The first surgeon I saw suggested robotic surgery…going in through my mouth and through the left side of my throat to remove the two spots that are in a pretty tough spot to get to. I don’t know why that just didn’t sit well with me. Long story short, I called to see him about this spot on my soft palate and although I have been a patient at this facility for 16 years, they could not fit me in to even look at it until late January. So, I called a place in Greenville where I had gone before, and they saw me just a few days later. I wanted a second opinion from this surgeon on what he would do – and of course, he wanted me to have the CT so he would have something current to look at.
He said he respectfully disagrees with the first surgeon because my carotid artery that goes to my brain is right there by this spot. So if something were to happen and I had a bleed, there is no way to stop it without stopping that surgery and opening my neck up and by then, I could have a stroke or worse… there are always so many risks with surgery and it scares the crap out of me every time they put me under. I hate it.
He thinks the best way to do this is to go in through my neck and remove all the larger spots that are showing on the CT (the 5 places previously mentioned). So, essentially, probably 3 incisions. There is risk of more nerve damage and I will likely have permanent lymphadema on my left side. He said that I obviously have microscopic cancer cells throughout my neck and in order to avoid another recurrence that could cause many other problems, and a 5th surgery, he believes it’s in my best interest to do radiation afterwards. There’s that punch in the gut. No. I do not want to do it. It really sucks that my body doesn’t take up the radioactive iodine any more. It sucks that this once, slow growing cancer has decided to turn aggressive. I do not want to have another surgery – especially this one. And I do not want to do radiation and put all that toxicity into my body….but I just feel I don’t have a choice at this point.
I’m tired. It’s been a long 16 years dealing with this. And I thought I knew this cancer well – yet, here I am, surprised at what has happened. I totally EXPECTED him to say it’s the same size or smaller. I totally EXPECTED to hear that I have plenty of time to wait around until later next year or maybe never! I didn’t hear what I expected to hear. And I am disappointed. And sad. And angry. And hurt and every other emotion you can think of.

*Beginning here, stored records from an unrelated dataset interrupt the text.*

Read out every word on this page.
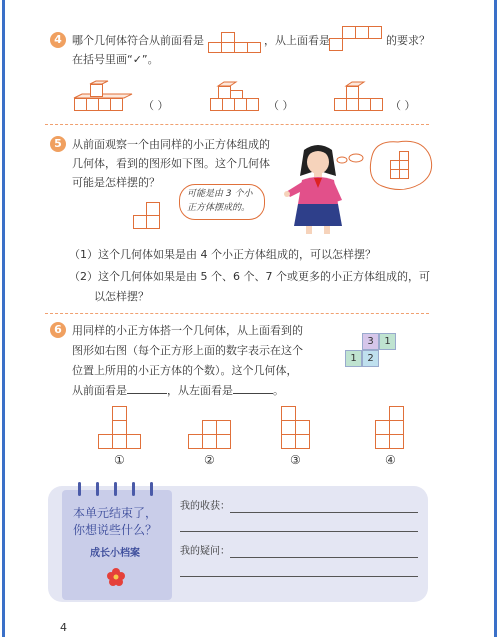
4 哪个几何体符合从前面看是	，从上面看是	的要求？
在括号里画“✓”。
（ ）	（ ）	（ ）
5 从前面观察一个由同样的小正方体组成的
几何体，看到的图形如下图。这个几何体
可能是怎样摆的？
可能是由 3 个小
正方体摆成的。
（1）这个几何体如果是由 4 个小正方体组成的，可以怎样摆？
（2）这个几何体如果是由 5 个、6 个、7 个或更多的小正方体组成的，可
以怎样摆？
6 用同样的小正方体搭一个几何体，从上面看到的
图形如右图（每个正方形上面的数字表示在这个
位置上所用的小正方体的个数）。这个几何体，
从前面看是	，从左面看是	。
3	1
1	2
①	②	③	④
本单元结束了，
你想说些什么？
成长小档案
我的收获：
我的疑问：
4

So, I made the decision to move forward with surgery – but not until January 13. I want to enjoy the holidays with my family and a nice little New Year’s Eve getaway with my friend, Kim. Then, I’ll put on my game face and do this. No matter how much I do not want to. No matter how hard this is or how scared I am. I’m gonna do it – and I’ll get through this just like every other time before. This cancer is relentless. But this isn’t my first go round with this – and this cancer has no idea how persistent and stubborn I can be.
After the surgery, I’ll do the radiation and I’ll keep putting one foot in front of the other during all that too. It is what it is. I obviously can’t change the fact that it has decided to make it’s forever home in my body, but I can’t let it change me and how I live my life. I’ll keep eating organic and having my smoothies and taking my vitamins and supplements because it has made a difference in how I feel and how I think and my pain level has decreased….And I need to be healthy when all this takes place.
Listen, I know God isn’t surprised here. I honestly didn’t have the slightest clue that I would hear that it had grown and spread . But what I KNOW for sure is that the devil saw me at my best and he couldn’t stand it. So he had to throw another punch. He’s good at what he does. Distracting us from all the good and making us focus on the bad. That’s his JOB. He wants me weak and afraid. He wants this anxiety to stay with me all day long every day. He wants me to doubt that God loves me. Or that God even hears me. But I don’t. And I won’t. Because God hasn’t let me live the last 16 years of this for nothing. Something good has to come from this. And I have to remind myself all day long that He has a purpose in all this. It is not easy. All I really wanted to do this week, was go to bed and stay there for a few days. But I made myself get up and work and keep my mind busy. And I made it to Friday. And I’ll make it the next day and the next and the next. You know why? Because God is in this story. I’m not here by accident and neither are you. Whatever path you are on, trust me, it’s not a surprise to Him. He put you where you are for a reason. I get it. It’s hard and it’s not fair and you wish you could go back and just stay in that sweet spot just a little longer…. Savor that feeling of everything being right in the world for just a little while. But you’ll get back there. Have faith that there is more to this than just what you are experiencing right now. You will come out of this seeing things just a little differently than you did before. And maybe that’s part of the story.